Al termine di un anno sull’ottovolante per il risparmio gestito, le statistiche di Assogestioni rivelano un universo in forte evoluzione, un saldo finale tutto sommato positivo, ma anche un panorama carico di incertezze. A dicembre la raccolta complessiva in Italia è stata positiva per 1,6 miliardi di euro e, se si passa al consuntivo di fine anno, il saldo della raccolta rimane negativo per 3 miliardi di euro con un patrimonio totale di circa 430 miliardi di euro.
A inizio 2009, però, il panorama era assai più fosco e mesi di deflussi e di fuga dei risparmiatori dal comparto avevano persino suggerito l’ipotesi di una chiusura dei battenti dei fondi italiani. Le prospettive oggi appaiono più rosee e i gestori sostengono di avere varato una gestione più attiva rispetto al passato: il 43% dei prodotti italiani ha superato il benchmark di riferimento con una brillante performance dei fondi obbligazionari, che nel 50% dei casi ha reso più del paniere di riferimento, e dei fondi di liquidità.
Le incertezze, però, non mancano. I buoni risultati del settore del risparmio gestito sono stati incoraggiati, infatti, dalla politica iper-espansiva delle banche centrali che hanno immesso una montagna di liquidità sui mercati. Fattori straordinari collegati alla più grande crisi dal 1929 hanno sicuramente nutrito un exploit per certi versi inatteso.
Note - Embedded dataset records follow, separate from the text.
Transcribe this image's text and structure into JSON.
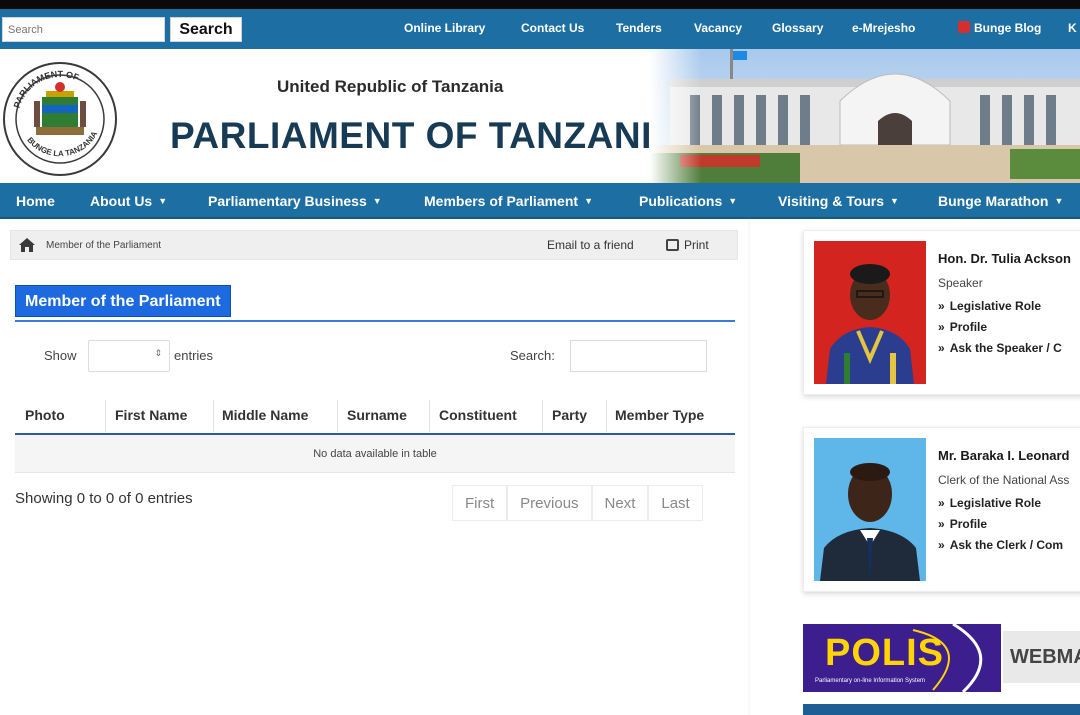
{
  "topbar": {
    "search_placeholder": "Search",
    "search_button": "Search",
    "links": [
      "Online Library",
      "Contact Us",
      "Tenders",
      "Vacancy",
      "Glossary",
      "e-Mrejesho",
      "Bunge Blog",
      "K"
    ]
  },
  "header": {
    "country": "United Republic of Tanzania",
    "title": "PARLIAMENT OF TANZANIA",
    "seal_text": "BUNGE LA TANZANIA",
    "seal_top_text": "PARLIAMENT OF"
  },
  "mainnav": {
    "items": [
      "Home",
      "About Us",
      "Parliamentary Business",
      "Members of Parliament",
      "Publications",
      "Visiting & Tours",
      "Bunge Marathon"
    ]
  },
  "breadcrumb": {
    "current": "Member of the Parliament",
    "email": "Email to a friend",
    "print": "Print"
  },
  "main": {
    "title": "Member of the Parliament",
    "show_label": "Show",
    "entries_label": "entries",
    "search_label": "Search:",
    "columns": [
      "Photo",
      "First Name",
      "Middle Name",
      "Surname",
      "Constituent",
      "Party",
      "Member Type"
    ],
    "empty_message": "No data available in table",
    "info": "Showing 0 to 0 of 0 entries",
    "pager": [
      "First",
      "Previous",
      "Next",
      "Last"
    ]
  },
  "sidebar": {
    "speaker": {
      "name": "Hon. Dr. Tulia Ackson",
      "role": "Speaker",
      "links": [
        "Legislative Role",
        "Profile",
        "Ask the Speaker / C"
      ]
    },
    "clerk": {
      "name": "Mr. Baraka I. Leonard",
      "role": "Clerk of the National Ass",
      "links": [
        "Legislative Role",
        "Profile",
        "Ask the Clerk / Com"
      ]
    },
    "polis": {
      "logo": "POLIS",
      "sub": "Parliamentary on-line Information System"
    },
    "webmail": "WEBMA"
  },
  "colors": {
    "nav_blue": "#1d6fa3",
    "title_blue": "#1d6ae0",
    "polis_purple": "#3c1e8e",
    "polis_yellow": "#ffd400"
  }
}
A questo punto, però, la sostenibilità dei recuperi resta a rischio e alcuni osservatori parlano apertamente di performance difficilmente ripetibili. Trasformare i fondi da parcheggio temporaneo a investimento duraturo rimane insomma ancora una sfida e lo stesso Marcello Messori, presidente di Assogestioni, ha messo in guardia da un eccesso di ottimismo. Per esempio la distribuzione dei fondi è in mano per il 90% agli sportelli delle banche che, dopo gli interventi straordinari sui tassi d’interesse, potrebbero ora suggerire un graduale ritorno ai bond bancari nel corso del 2010 (anche per rimpolpare i propri passivi).
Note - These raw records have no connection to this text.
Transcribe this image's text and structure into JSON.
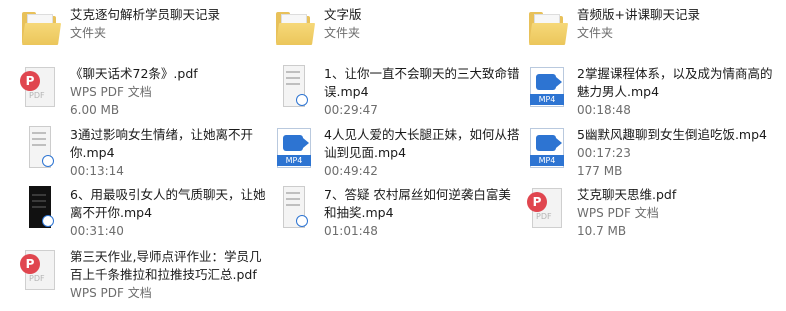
{
  "items": [
    {
      "name": "艾克逐句解析学员聊天记录",
      "sub1": "文件夹",
      "sub2": "",
      "icon": "folder-icon"
    },
    {
      "name": "文字版",
      "sub1": "文件夹",
      "sub2": "",
      "icon": "folder-icon"
    },
    {
      "name": "音频版+讲课聊天记录",
      "sub1": "文件夹",
      "sub2": "",
      "icon": "folder-icon"
    },
    {
      "name": "《聊天话术72条》.pdf",
      "sub1": "WPS PDF 文档",
      "sub2": "6.00 MB",
      "icon": "pdf-icon"
    },
    {
      "name": "1、让你一直不会聊天的三大致命错",
      "name2": "误.mp4",
      "sub1": "00:29:47",
      "sub2": "",
      "icon": "video-thumbnail-icon"
    },
    {
      "name": "2掌握课程体系，以及成为情商高的",
      "name2": "魅力男人.mp4",
      "sub1": "00:18:48",
      "sub2": "",
      "icon": "mp4-icon"
    },
    {
      "name": "3通过影响女生情绪，让她离不开",
      "name2": "你.mp4",
      "sub1": "00:13:14",
      "sub2": "",
      "icon": "video-thumbnail-icon"
    },
    {
      "name": "4人见人爱的大长腿正妹，如何从搭",
      "name2": "讪到见面.mp4",
      "sub1": "00:49:42",
      "sub2": "",
      "icon": "mp4-icon"
    },
    {
      "name": "5幽默风趣聊到女生倒追吃饭.mp4",
      "sub1": "00:17:23",
      "sub2": "177 MB",
      "icon": "mp4-icon"
    },
    {
      "name": "6、用最吸引女人的气质聊天，让她",
      "name2": "离不开你.mp4",
      "sub1": "00:31:40",
      "sub2": "",
      "icon": "video-thumbnail-dark-icon"
    },
    {
      "name": "7、答疑  农村屌丝如何逆袭白富美",
      "name2": "和抽奖.mp4",
      "sub1": "01:01:48",
      "sub2": "",
      "icon": "video-thumbnail-icon"
    },
    {
      "name": "艾克聊天思维.pdf",
      "sub1": "WPS PDF 文档",
      "sub2": "10.7 MB",
      "icon": "pdf-icon"
    },
    {
      "name": "第三天作业,导师点评作业：学员几",
      "name2": "百上千条推拉和拉推技巧汇总.pdf",
      "sub1": "WPS PDF 文档",
      "sub2": "",
      "icon": "pdf-icon"
    }
  ],
  "labels": {
    "pdf": "PDF",
    "mp4": "MP4",
    "pdf_badge": "P"
  }
}
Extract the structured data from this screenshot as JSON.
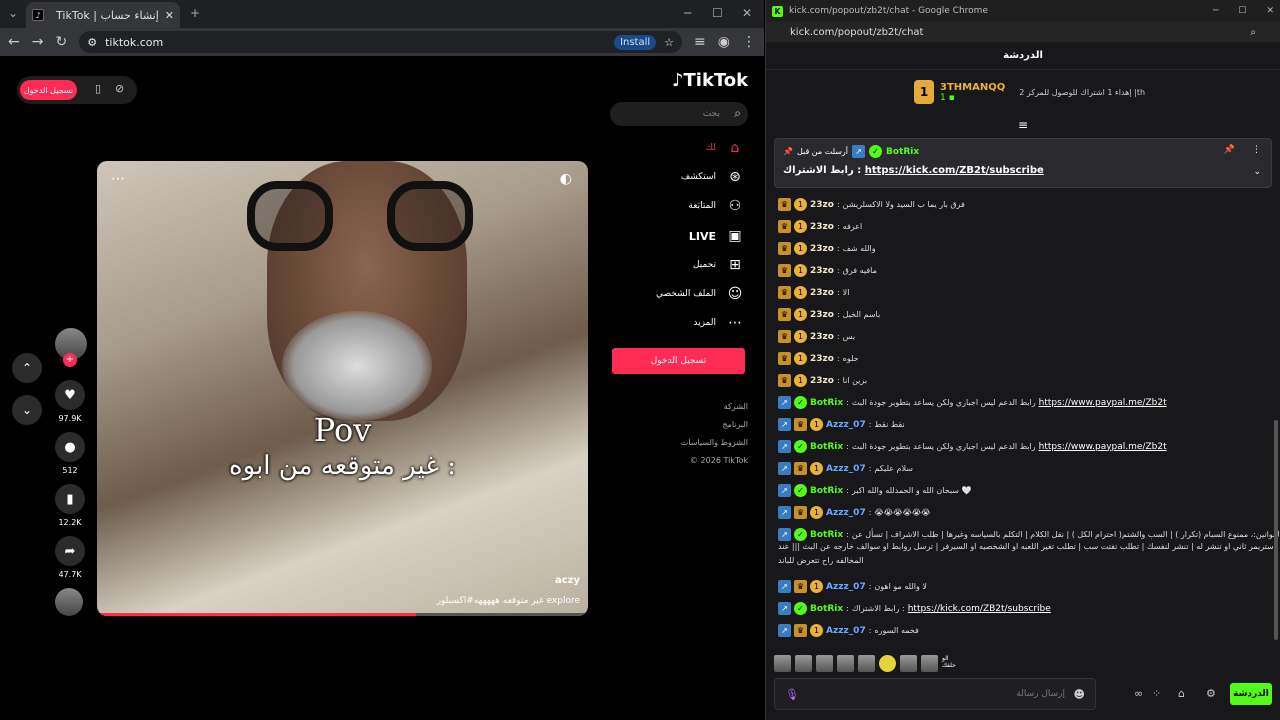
{
  "left_browser": {
    "tab_title": "TikTok | إنشاء حساب",
    "url": "tiktok.com",
    "install_label": "Install"
  },
  "tiktok": {
    "logo": "TikTok",
    "login_pill": "تسجيل الدخول",
    "search_placeholder": "بحث",
    "nav": [
      {
        "label": "لك",
        "icon": "home-icon"
      },
      {
        "label": "استكشف",
        "icon": "compass-icon"
      },
      {
        "label": "المتابَعة",
        "icon": "following-icon"
      },
      {
        "label": "LIVE",
        "icon": "live-icon"
      },
      {
        "label": "تحميل",
        "icon": "upload-icon"
      },
      {
        "label": "الملف الشخصي",
        "icon": "profile-icon"
      },
      {
        "label": "المزيد",
        "icon": "more-icon"
      }
    ],
    "login_button": "تسجيل الدخول",
    "footer": [
      "الشركة",
      "البرنامج",
      "الشروط والسياسات",
      "© 2026 TikTok"
    ],
    "video": {
      "overlay_title": "Pov",
      "overlay_text": "غير متوقعه من ابوه :",
      "username": "aczy",
      "caption": "غير متوقعه هههههه#اكسبلور explore",
      "progress": 0.65
    },
    "actions": {
      "likes": "97.9K",
      "comments": "512",
      "saves": "12.2K",
      "shares": "47.7K"
    }
  },
  "right_browser": {
    "title": "kick.com/popout/zb2t/chat - Google Chrome",
    "url": "kick.com/popout/zb2t/chat"
  },
  "kick": {
    "header": "الدردشة",
    "top_gifter": {
      "name": "3THMANQQ",
      "rank": "1",
      "count": "1"
    },
    "top_gift_note": "إهداء 1 اشتراك للوصول للمركز 2 |th",
    "pinned": {
      "by": "أرسلت من قبل",
      "user": "BotRix",
      "text": "رابط الاشتراك :",
      "link": "https://kick.com/ZB2t/subscribe"
    },
    "messages": [
      {
        "user": "23zo",
        "color": "#f0e6c8",
        "type": "sub",
        "text": "فرق بار يما ب السيد ولا الاكسلريشن"
      },
      {
        "user": "23zo",
        "color": "#f0e6c8",
        "type": "sub",
        "text": "اعرفه"
      },
      {
        "user": "23zo",
        "color": "#f0e6c8",
        "type": "sub",
        "text": "والله شف"
      },
      {
        "user": "23zo",
        "color": "#f0e6c8",
        "type": "sub",
        "text": "مافيه فرق"
      },
      {
        "user": "23zo",
        "color": "#f0e6c8",
        "type": "sub",
        "text": "الا"
      },
      {
        "user": "23zo",
        "color": "#f0e6c8",
        "type": "sub",
        "text": "باسم الخيل"
      },
      {
        "user": "23zo",
        "color": "#f0e6c8",
        "type": "sub",
        "text": "بس"
      },
      {
        "user": "23zo",
        "color": "#f0e6c8",
        "type": "sub",
        "text": "حلوه"
      },
      {
        "user": "23zo",
        "color": "#f0e6c8",
        "type": "sub",
        "text": "بزين انا"
      },
      {
        "user": "BotRix",
        "color": "#53fc18",
        "type": "bot",
        "text": "رابط الدعم ليس اجباري ولكن يساعد بتطوير جودة البث",
        "link": "https://www.paypal.me/Zb2t"
      },
      {
        "user": "Azzz_07",
        "color": "#6aa8ff",
        "type": "mod",
        "text": "نقط نقط"
      },
      {
        "user": "BotRix",
        "color": "#53fc18",
        "type": "bot",
        "text": "رابط الدعم ليس اجباري ولكن يساعد بتطوير جودة البث",
        "link": "https://www.paypal.me/Zb2t"
      },
      {
        "user": "Azzz_07",
        "color": "#6aa8ff",
        "type": "mod",
        "text": "سلام عليكم"
      },
      {
        "user": "BotRix",
        "color": "#53fc18",
        "type": "bot",
        "text": "سبحان الله و الحمدلله والله اكبر 🤍"
      },
      {
        "user": "Azzz_07",
        "color": "#6aa8ff",
        "type": "mod",
        "text": "😭😭😭😭😭😭"
      },
      {
        "user": "BotRix",
        "color": "#53fc18",
        "type": "bot",
        "text": "القوانين:، ممنوع السبام (تكرار ) | السب والشتم( احترام الكل ) | نقل الكلام | التكلم بالسياسه وغيرها | طلب الاشراف | تسأل عن",
        "line2": "استريمر ثاني او تنشر له | تنشر لنفسك | تطلب تفتت سب | تطلب تغير اللعبه او الشخصيه او السيرفر | ترسل روابط او سوالف خارجه عن البث ||| عند",
        "line3": "المخالفه راح تتعرض للباند"
      },
      {
        "user": "Azzz_07",
        "color": "#6aa8ff",
        "type": "mod",
        "text": "لا والله مو اهون"
      },
      {
        "user": "BotRix",
        "color": "#53fc18",
        "type": "bot",
        "text": "رابط الاشتراك :",
        "link": "https://kick.com/ZB2t/subscribe"
      },
      {
        "user": "Azzz_07",
        "color": "#6aa8ff",
        "type": "mod",
        "text": "فخمه السوره"
      }
    ],
    "input_placeholder": "إرسال رسالة",
    "chat_button": "الدردشة",
    "emote_label": "الو حلفك"
  }
}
Alcuni problemi del passato, d’altra parte, sono stati confermati nel 2009. I fondi di diritto estero hanno raggiunto un patrimonio stimato in 215 miliardi di euro, ossia circa il 50,1% del patrimonio complessivo del sistema. Facile leggere in questo dato lo storico problema della tassazione sfavorevole dei fondi italiani rispetto a quelli stranieri. Nessun cambiamento strutturale del mercato del risparmio gestito è intervenuto e i vecchi problemi, finita l’euforia del denaro a basso costo e riposizionati i portafogli, potrebbero riemergere.
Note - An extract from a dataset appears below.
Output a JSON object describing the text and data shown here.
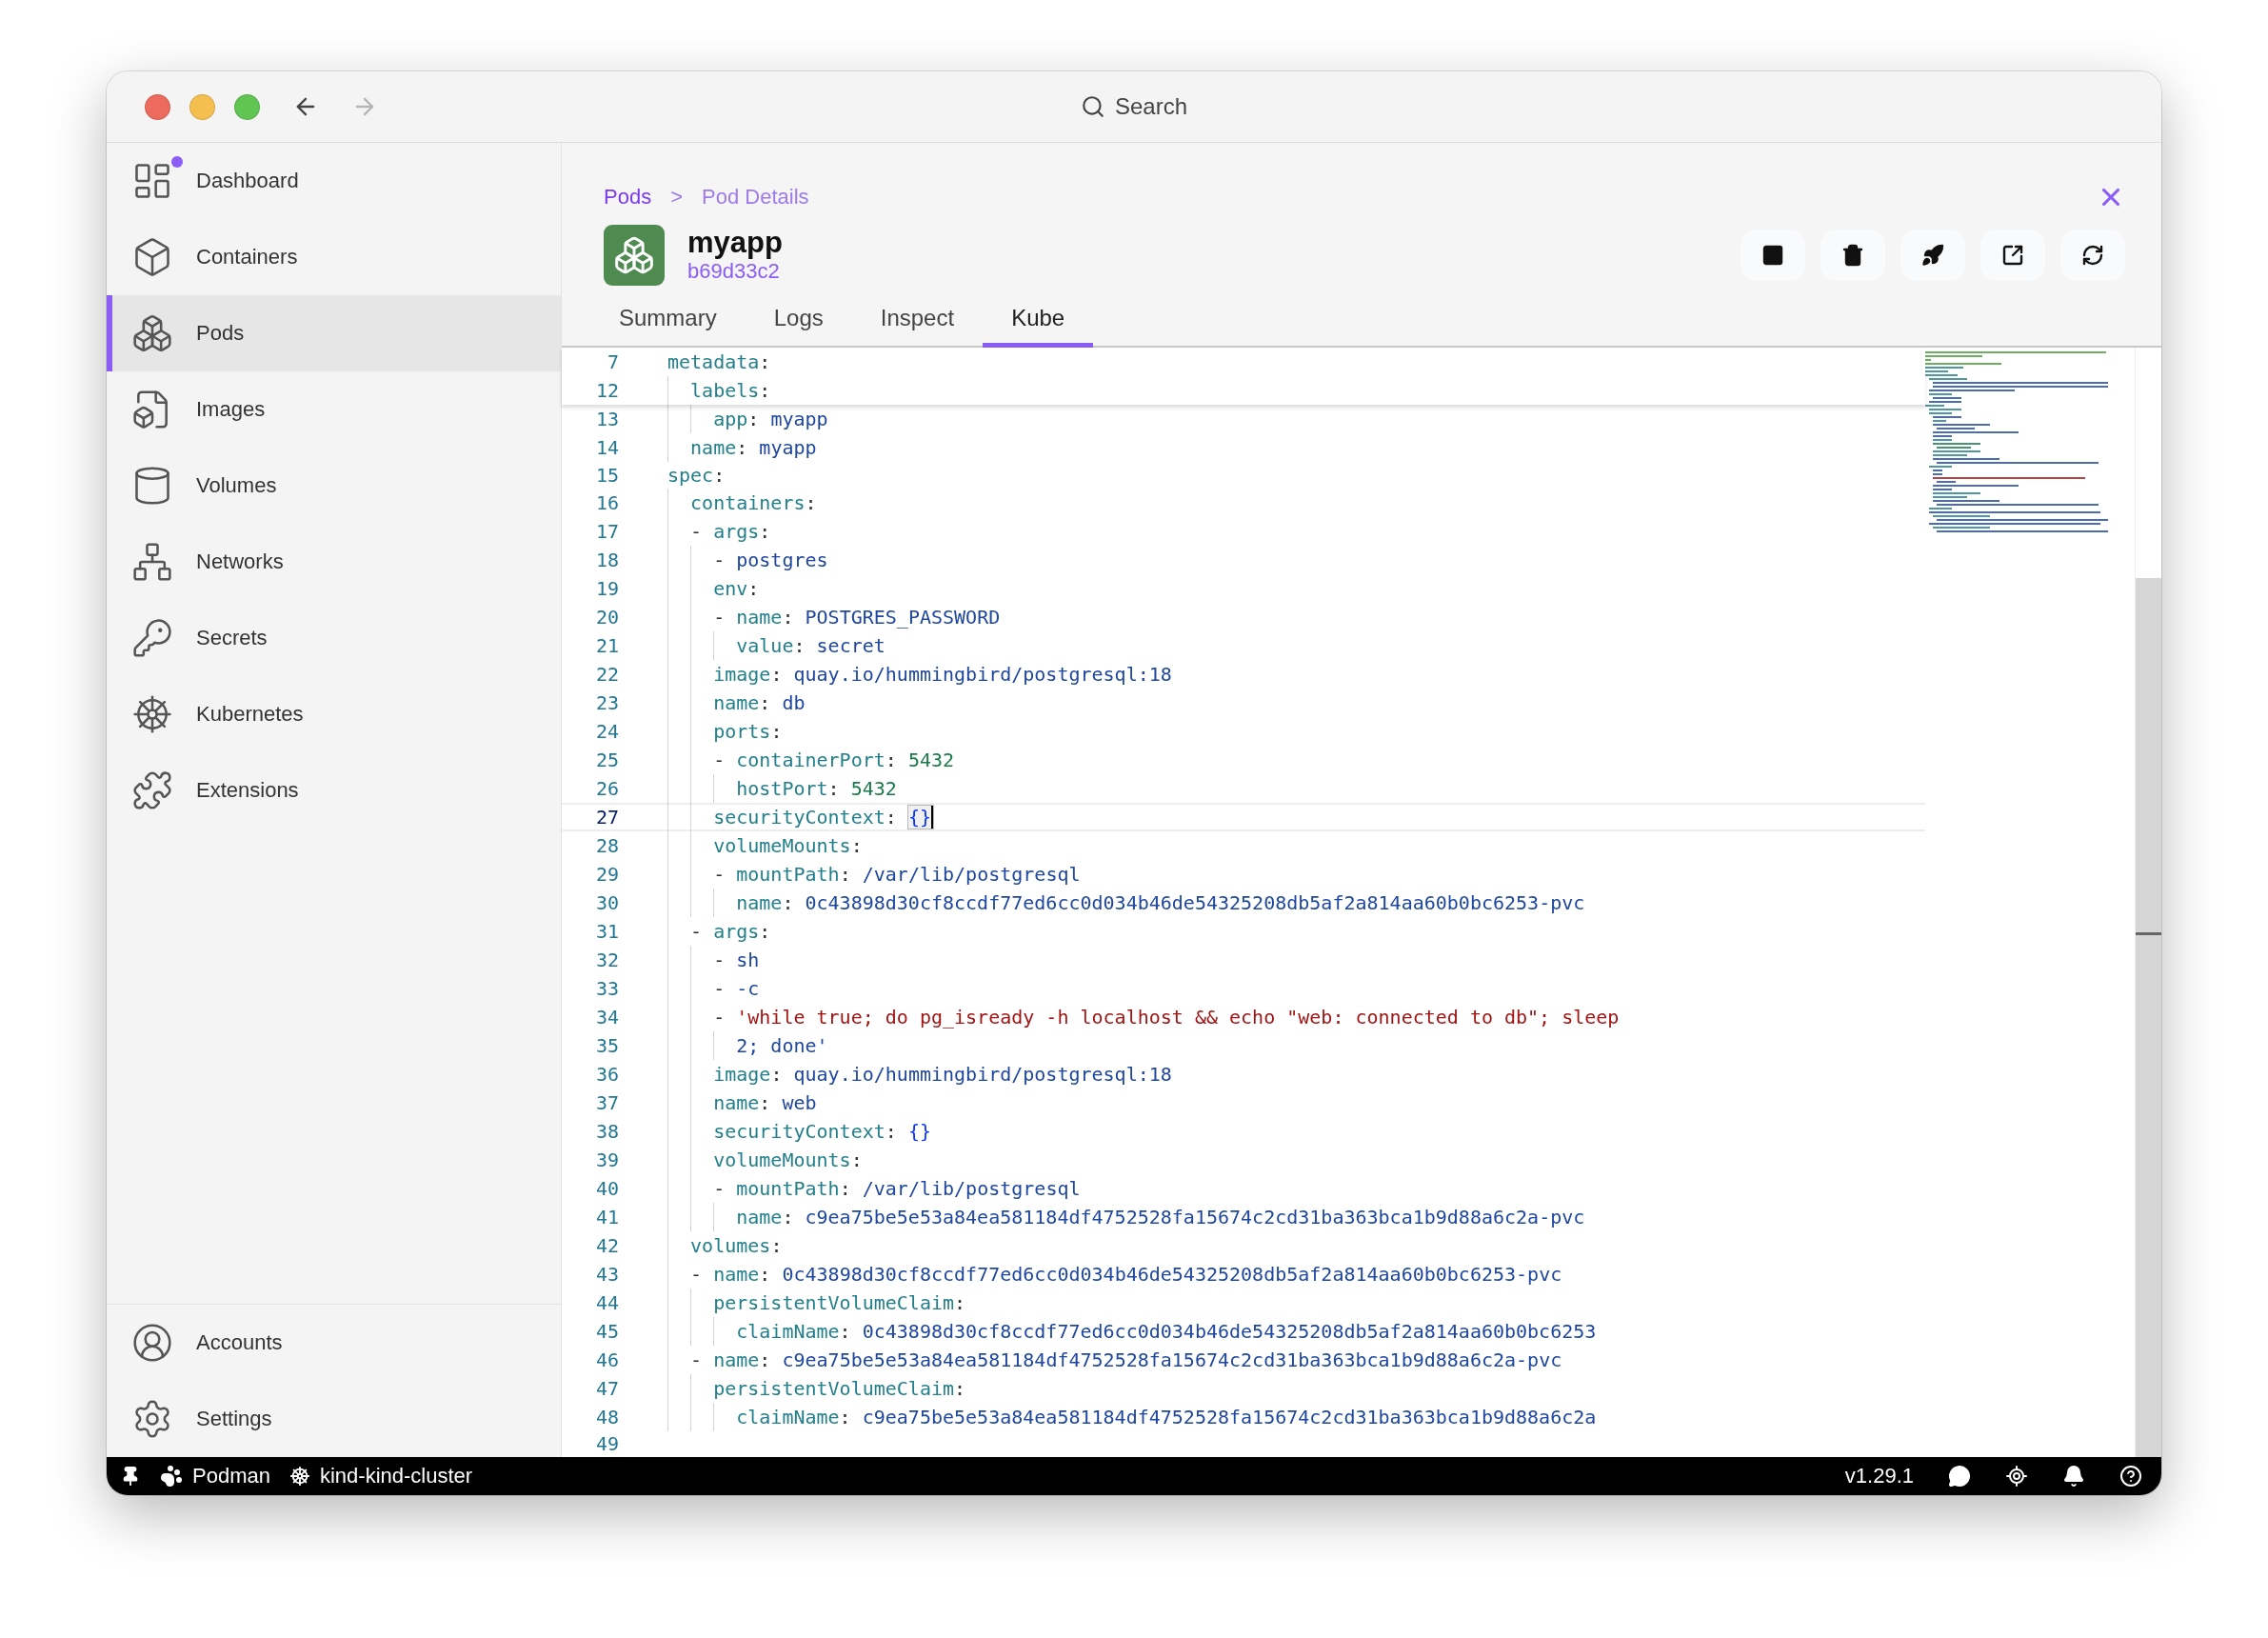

Un discorso a parte merita lo Scudo Fiscale che ha contribuito a un forte ritorno della liquidità sul mercato del risparmio gestito, ma che per sua natura dovrebbe essere di carattere transitorio. Parlare di sviluppo di un più solido mercato del private equity in Italia per via dei provvedimenti emergenziali del Tesoro appare oggi un po’ prematuro.
Nel frattempo Etf ed Etc hanno messo nuovo pepe al mercato e il fatto che i fondi abbiano saputo in molti casi approfittare del recupero dei listini azionari con gestioni più flessibili e attive del passato rappresenta comunque un atteso segnale di vitalità. Di certo, però, una scommessa sulla raccolta del 2010 oggi appare ancora rischiosa.